The 1st MarDiv NBC NCO stated that atmospheric conditions that night caused the smoke from outgoing artillery to hug the ground rather than dissipate. On several occasions, Marines mistook this artillery smoke for Iraqi chemical attacks and this was erroneously reported.[25] However, they took no chances and followed normal procedures for confirming a chemical alert while investigating the cause. 1st MarDiv Headquarters Forward Command Post—sometimes called the "Bravo" CP—was located outside the base (See Figure 4) and the NBC staff performed tests with their M256A1 chemical warfare agent detector kit after each "gas" alert.[26] Each of the five M256 tests produced no positive results—indicating no chemical agents were present. Following standard procedure, a few individuals were selected to remove their gas masks. These men were then observed for several minutes to see if they experienced any chemical warfare agent exposure symptoms. When they did not exhibit symptoms, a general "all clear" was sounded, returning all the Marines to MOPP-2.[27]

Figure 4. Unit deployment around Al Jaber, Night of Feb. 24/25, 1991.[28]

Although some of those involved believed there was a Fox detection vehicle at Al Jaber, none of the 1st MarDiv’s Fox vehicles were present. The four Fox Vehicles were deployed as follows: Task Force Ripper, Task Force Papa Bear, and two with 1st MarDiv Mobile Command Post. Only the Task Force Ripper Fox was close to the air base - probably within five miles, but they reported no alerts on this night.[29]
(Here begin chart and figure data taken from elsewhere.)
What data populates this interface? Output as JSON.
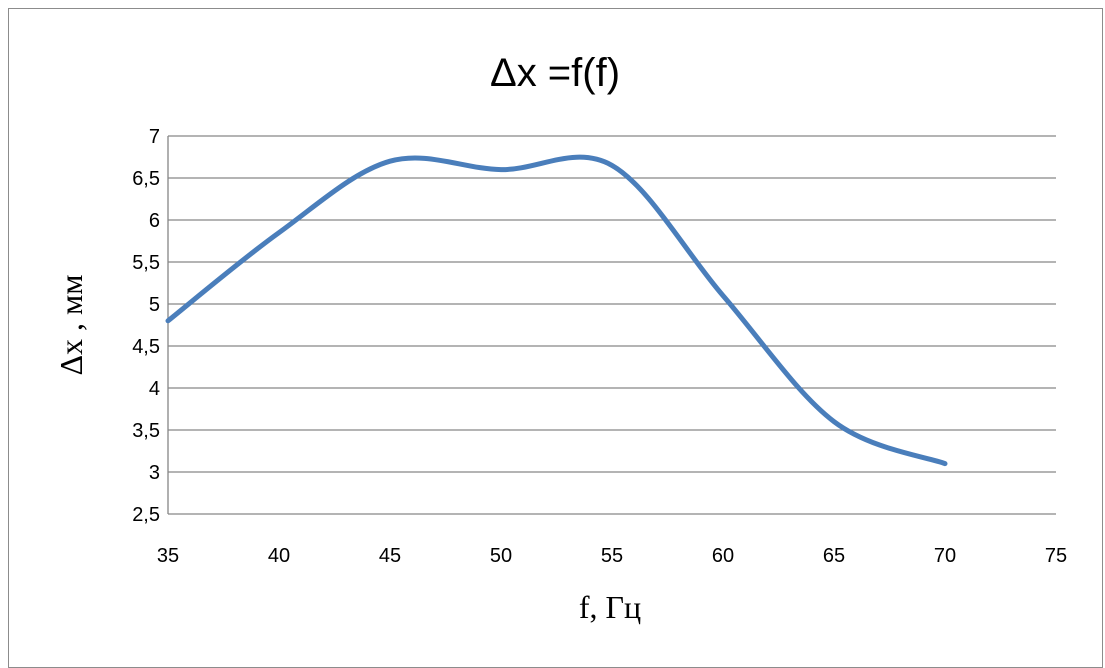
{
  "chart_data": {
    "type": "line",
    "title": "Δx =f(f)",
    "xlabel": "f, Гц",
    "ylabel": "Δx , мм",
    "xlim": [
      35,
      75
    ],
    "ylim": [
      2.5,
      7
    ],
    "x_ticks": [
      "35",
      "40",
      "45",
      "50",
      "55",
      "60",
      "65",
      "70",
      "75"
    ],
    "y_ticks": [
      "7",
      "6,5",
      "6",
      "5,5",
      "5",
      "4,5",
      "4",
      "3,5",
      "3",
      "2,5"
    ],
    "grid": "horizontal",
    "legend": "none",
    "series": [
      {
        "color": "#4a7ebb",
        "smooth": true,
        "x": [
          35,
          40,
          45,
          50,
          55,
          60,
          65,
          70
        ],
        "y": [
          4.8,
          5.85,
          6.7,
          6.6,
          6.65,
          5.1,
          3.6,
          3.1
        ]
      }
    ]
  }
}
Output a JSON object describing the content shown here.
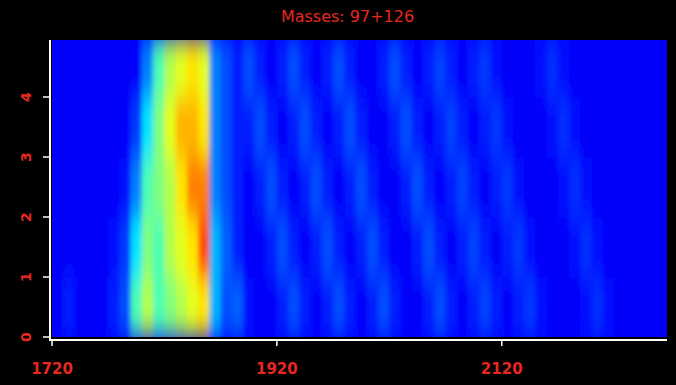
{
  "chart_data": {
    "type": "heatmap",
    "title": "Masses: 97+126",
    "xlim": [
      1720,
      2267
    ],
    "ylim": [
      0,
      4.95
    ],
    "xticks": [
      1720,
      1920,
      2120
    ],
    "yticks": [
      0,
      1,
      2,
      3,
      4
    ],
    "zlim": [
      0,
      10
    ],
    "x_bins": [
      1720,
      1730,
      1740,
      1750,
      1760,
      1770,
      1780,
      1790,
      1800,
      1810,
      1820,
      1830,
      1840,
      1850,
      1860,
      1870,
      1880,
      1890,
      1900,
      1910,
      1920,
      1930,
      1940,
      1950,
      1960,
      1970,
      1980,
      1990,
      2000,
      2010,
      2020,
      2030,
      2040,
      2050,
      2060,
      2070,
      2080,
      2090,
      2100,
      2110,
      2120,
      2130,
      2140,
      2150,
      2160,
      2170,
      2180,
      2190,
      2200,
      2210,
      2220,
      2230,
      2240,
      2250,
      2260,
      2270
    ],
    "y_bins": [
      0,
      1,
      2,
      3,
      4,
      5
    ],
    "cells": [
      [
        1.2,
        1.5,
        1.2,
        1.2,
        1.2,
        1.5,
        2,
        4.5,
        5.5,
        4.5,
        5,
        5.5,
        6,
        6.5,
        3,
        2,
        2.2,
        1.4,
        1.2,
        1.2,
        1.5,
        2,
        1.5,
        1.2,
        1.5,
        2,
        1.5,
        1.2,
        1.5,
        2,
        1.5,
        1.2,
        1.2,
        1.5,
        2,
        1.5,
        1.2,
        1.5,
        1.9,
        1.5,
        1.2,
        1.5,
        1.8,
        1.4,
        1.2,
        1.2,
        1.2,
        1.4,
        1.7,
        1.4,
        1.2,
        1.2,
        1.2,
        1.2,
        1.2
      ],
      [
        1.2,
        1.2,
        1.2,
        1.2,
        1.2,
        1.4,
        1.8,
        3.5,
        5,
        4.5,
        5.5,
        6,
        6.5,
        8,
        3,
        2.2,
        1.5,
        1.2,
        1.2,
        1.5,
        2,
        1.5,
        1.2,
        1.5,
        2,
        1.5,
        1.2,
        1.5,
        2,
        1.5,
        1.2,
        1.2,
        1.5,
        2,
        1.5,
        1.2,
        1.5,
        1.9,
        1.5,
        1.2,
        1.5,
        1.8,
        1.4,
        1.2,
        1.2,
        1.2,
        1.4,
        1.7,
        1.4,
        1.2,
        1.2,
        1.2,
        1.2,
        1.2,
        1.2
      ],
      [
        1.2,
        1.2,
        1.2,
        1.2,
        1.2,
        1.2,
        1.4,
        2.5,
        4.5,
        5,
        5.5,
        6.5,
        7.5,
        7.5,
        2.5,
        2,
        1.5,
        1.2,
        1.5,
        2,
        1.5,
        1.2,
        1.5,
        2,
        1.5,
        1.2,
        1.5,
        2,
        1.5,
        1.2,
        1.2,
        1.5,
        2,
        1.5,
        1.2,
        1.5,
        1.9,
        1.5,
        1.2,
        1.5,
        1.8,
        1.4,
        1.2,
        1.2,
        1.2,
        1.4,
        1.7,
        1.4,
        1.2,
        1.2,
        1.2,
        1.2,
        1.2,
        1.2,
        1.2
      ],
      [
        1.2,
        1.2,
        1.2,
        1.2,
        1.2,
        1.2,
        1.2,
        1.8,
        3.5,
        5,
        6,
        7,
        7,
        6.5,
        2.5,
        2,
        1.5,
        1.5,
        2,
        1.5,
        1.2,
        1.5,
        2,
        1.5,
        1.2,
        1.5,
        2,
        1.5,
        1.2,
        1.2,
        1.5,
        2,
        1.5,
        1.2,
        1.5,
        1.9,
        1.5,
        1.2,
        1.5,
        1.8,
        1.4,
        1.2,
        1.2,
        1.2,
        1.4,
        1.7,
        1.4,
        1.2,
        1.2,
        1.2,
        1.2,
        1.2,
        1.2,
        1.2,
        1.2
      ],
      [
        1.2,
        1.2,
        1.2,
        1.2,
        1.2,
        1.2,
        1.2,
        1.2,
        2.5,
        4.5,
        5.5,
        6,
        6.5,
        6,
        2.5,
        2,
        1.5,
        2,
        1.5,
        1.2,
        1.5,
        2,
        1.5,
        1.2,
        1.5,
        2,
        1.5,
        1.2,
        1.2,
        1.5,
        2,
        1.5,
        1.2,
        1.5,
        1.9,
        1.5,
        1.2,
        1.5,
        1.8,
        1.4,
        1.2,
        1.2,
        1.2,
        1.4,
        1.7,
        1.4,
        1.2,
        1.2,
        1.2,
        1.2,
        1.2,
        1.2,
        1.2,
        1.2,
        1.2
      ]
    ]
  }
}
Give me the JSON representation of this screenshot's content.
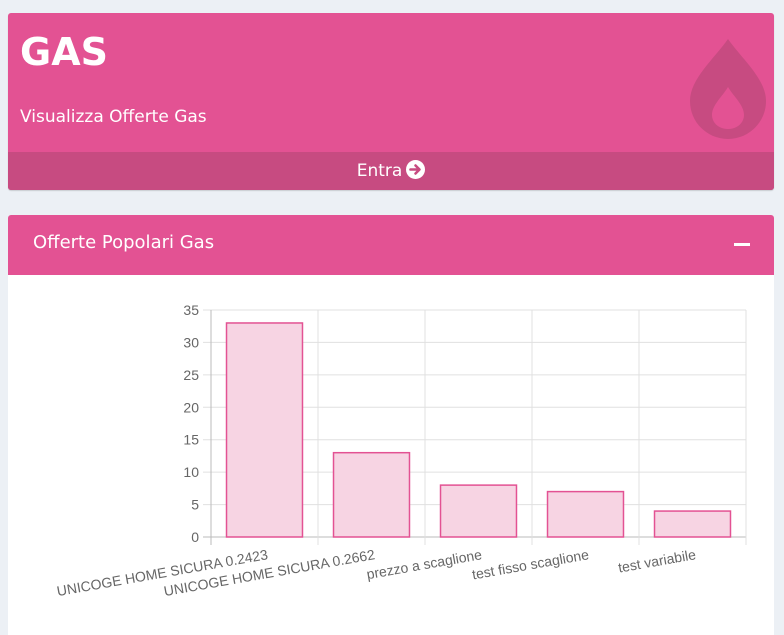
{
  "gas_box": {
    "title": "GAS",
    "subtitle": "Visualizza Offerte Gas",
    "footer_label": "Entra"
  },
  "panel": {
    "title": "Offerte Popolari Gas"
  },
  "chart_data": {
    "type": "bar",
    "categories": [
      "UNICOGE HOME SICURA 0.2423",
      "UNICOGE HOME SICURA 0.2662",
      "prezzo a scaglione",
      "test fisso scaglione",
      "test variabile"
    ],
    "values": [
      33,
      13,
      8,
      7,
      4
    ],
    "y_ticks": [
      "0",
      "5",
      "10",
      "15",
      "20",
      "25",
      "30",
      "35"
    ],
    "ylim": [
      0,
      35
    ],
    "grid": true,
    "bar_fill": "#f7d4e3",
    "bar_stroke": "#e35293"
  }
}
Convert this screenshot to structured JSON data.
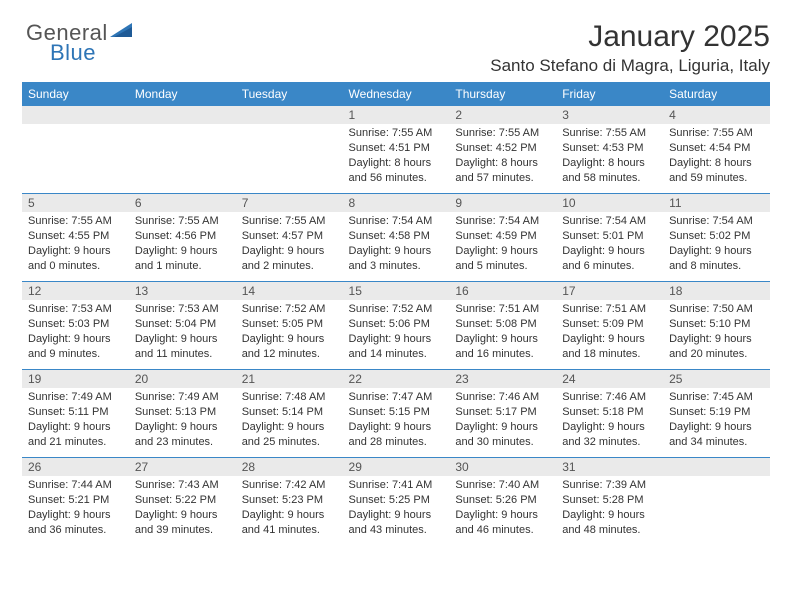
{
  "brand": {
    "part1": "General",
    "part2": "Blue"
  },
  "title": "January 2025",
  "location": "Santo Stefano di Magra, Liguria, Italy",
  "colors": {
    "header_bg": "#3a87c7",
    "header_text": "#ffffff",
    "daynum_bg": "#eaeaea",
    "row_border": "#3a87c7",
    "body_text": "#333333",
    "brand_gray": "#555555",
    "brand_blue": "#2e75b6"
  },
  "weekdays": [
    "Sunday",
    "Monday",
    "Tuesday",
    "Wednesday",
    "Thursday",
    "Friday",
    "Saturday"
  ],
  "weeks": [
    [
      {
        "day": "",
        "sunrise": "",
        "sunset": "",
        "daylight": ""
      },
      {
        "day": "",
        "sunrise": "",
        "sunset": "",
        "daylight": ""
      },
      {
        "day": "",
        "sunrise": "",
        "sunset": "",
        "daylight": ""
      },
      {
        "day": "1",
        "sunrise": "Sunrise: 7:55 AM",
        "sunset": "Sunset: 4:51 PM",
        "daylight": "Daylight: 8 hours and 56 minutes."
      },
      {
        "day": "2",
        "sunrise": "Sunrise: 7:55 AM",
        "sunset": "Sunset: 4:52 PM",
        "daylight": "Daylight: 8 hours and 57 minutes."
      },
      {
        "day": "3",
        "sunrise": "Sunrise: 7:55 AM",
        "sunset": "Sunset: 4:53 PM",
        "daylight": "Daylight: 8 hours and 58 minutes."
      },
      {
        "day": "4",
        "sunrise": "Sunrise: 7:55 AM",
        "sunset": "Sunset: 4:54 PM",
        "daylight": "Daylight: 8 hours and 59 minutes."
      }
    ],
    [
      {
        "day": "5",
        "sunrise": "Sunrise: 7:55 AM",
        "sunset": "Sunset: 4:55 PM",
        "daylight": "Daylight: 9 hours and 0 minutes."
      },
      {
        "day": "6",
        "sunrise": "Sunrise: 7:55 AM",
        "sunset": "Sunset: 4:56 PM",
        "daylight": "Daylight: 9 hours and 1 minute."
      },
      {
        "day": "7",
        "sunrise": "Sunrise: 7:55 AM",
        "sunset": "Sunset: 4:57 PM",
        "daylight": "Daylight: 9 hours and 2 minutes."
      },
      {
        "day": "8",
        "sunrise": "Sunrise: 7:54 AM",
        "sunset": "Sunset: 4:58 PM",
        "daylight": "Daylight: 9 hours and 3 minutes."
      },
      {
        "day": "9",
        "sunrise": "Sunrise: 7:54 AM",
        "sunset": "Sunset: 4:59 PM",
        "daylight": "Daylight: 9 hours and 5 minutes."
      },
      {
        "day": "10",
        "sunrise": "Sunrise: 7:54 AM",
        "sunset": "Sunset: 5:01 PM",
        "daylight": "Daylight: 9 hours and 6 minutes."
      },
      {
        "day": "11",
        "sunrise": "Sunrise: 7:54 AM",
        "sunset": "Sunset: 5:02 PM",
        "daylight": "Daylight: 9 hours and 8 minutes."
      }
    ],
    [
      {
        "day": "12",
        "sunrise": "Sunrise: 7:53 AM",
        "sunset": "Sunset: 5:03 PM",
        "daylight": "Daylight: 9 hours and 9 minutes."
      },
      {
        "day": "13",
        "sunrise": "Sunrise: 7:53 AM",
        "sunset": "Sunset: 5:04 PM",
        "daylight": "Daylight: 9 hours and 11 minutes."
      },
      {
        "day": "14",
        "sunrise": "Sunrise: 7:52 AM",
        "sunset": "Sunset: 5:05 PM",
        "daylight": "Daylight: 9 hours and 12 minutes."
      },
      {
        "day": "15",
        "sunrise": "Sunrise: 7:52 AM",
        "sunset": "Sunset: 5:06 PM",
        "daylight": "Daylight: 9 hours and 14 minutes."
      },
      {
        "day": "16",
        "sunrise": "Sunrise: 7:51 AM",
        "sunset": "Sunset: 5:08 PM",
        "daylight": "Daylight: 9 hours and 16 minutes."
      },
      {
        "day": "17",
        "sunrise": "Sunrise: 7:51 AM",
        "sunset": "Sunset: 5:09 PM",
        "daylight": "Daylight: 9 hours and 18 minutes."
      },
      {
        "day": "18",
        "sunrise": "Sunrise: 7:50 AM",
        "sunset": "Sunset: 5:10 PM",
        "daylight": "Daylight: 9 hours and 20 minutes."
      }
    ],
    [
      {
        "day": "19",
        "sunrise": "Sunrise: 7:49 AM",
        "sunset": "Sunset: 5:11 PM",
        "daylight": "Daylight: 9 hours and 21 minutes."
      },
      {
        "day": "20",
        "sunrise": "Sunrise: 7:49 AM",
        "sunset": "Sunset: 5:13 PM",
        "daylight": "Daylight: 9 hours and 23 minutes."
      },
      {
        "day": "21",
        "sunrise": "Sunrise: 7:48 AM",
        "sunset": "Sunset: 5:14 PM",
        "daylight": "Daylight: 9 hours and 25 minutes."
      },
      {
        "day": "22",
        "sunrise": "Sunrise: 7:47 AM",
        "sunset": "Sunset: 5:15 PM",
        "daylight": "Daylight: 9 hours and 28 minutes."
      },
      {
        "day": "23",
        "sunrise": "Sunrise: 7:46 AM",
        "sunset": "Sunset: 5:17 PM",
        "daylight": "Daylight: 9 hours and 30 minutes."
      },
      {
        "day": "24",
        "sunrise": "Sunrise: 7:46 AM",
        "sunset": "Sunset: 5:18 PM",
        "daylight": "Daylight: 9 hours and 32 minutes."
      },
      {
        "day": "25",
        "sunrise": "Sunrise: 7:45 AM",
        "sunset": "Sunset: 5:19 PM",
        "daylight": "Daylight: 9 hours and 34 minutes."
      }
    ],
    [
      {
        "day": "26",
        "sunrise": "Sunrise: 7:44 AM",
        "sunset": "Sunset: 5:21 PM",
        "daylight": "Daylight: 9 hours and 36 minutes."
      },
      {
        "day": "27",
        "sunrise": "Sunrise: 7:43 AM",
        "sunset": "Sunset: 5:22 PM",
        "daylight": "Daylight: 9 hours and 39 minutes."
      },
      {
        "day": "28",
        "sunrise": "Sunrise: 7:42 AM",
        "sunset": "Sunset: 5:23 PM",
        "daylight": "Daylight: 9 hours and 41 minutes."
      },
      {
        "day": "29",
        "sunrise": "Sunrise: 7:41 AM",
        "sunset": "Sunset: 5:25 PM",
        "daylight": "Daylight: 9 hours and 43 minutes."
      },
      {
        "day": "30",
        "sunrise": "Sunrise: 7:40 AM",
        "sunset": "Sunset: 5:26 PM",
        "daylight": "Daylight: 9 hours and 46 minutes."
      },
      {
        "day": "31",
        "sunrise": "Sunrise: 7:39 AM",
        "sunset": "Sunset: 5:28 PM",
        "daylight": "Daylight: 9 hours and 48 minutes."
      },
      {
        "day": "",
        "sunrise": "",
        "sunset": "",
        "daylight": ""
      }
    ]
  ]
}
Task Force Grizzly captured over 1000 Iraqi soldiers during this first day of the ground war and they were being held just outside the gates of Al Jaber. Few of these prisoners had chemical protective equipment, and following the five alarms, none appeared to have suffered any ill effects that would be reflective of chemical exposure. Task Force Grizzly Marines observed no chemical warfare agent exposure effects among the prisoners. Similarly, several Marines reported sleeping through some of the alarms without donning their masks and suffered no ill effects.[30]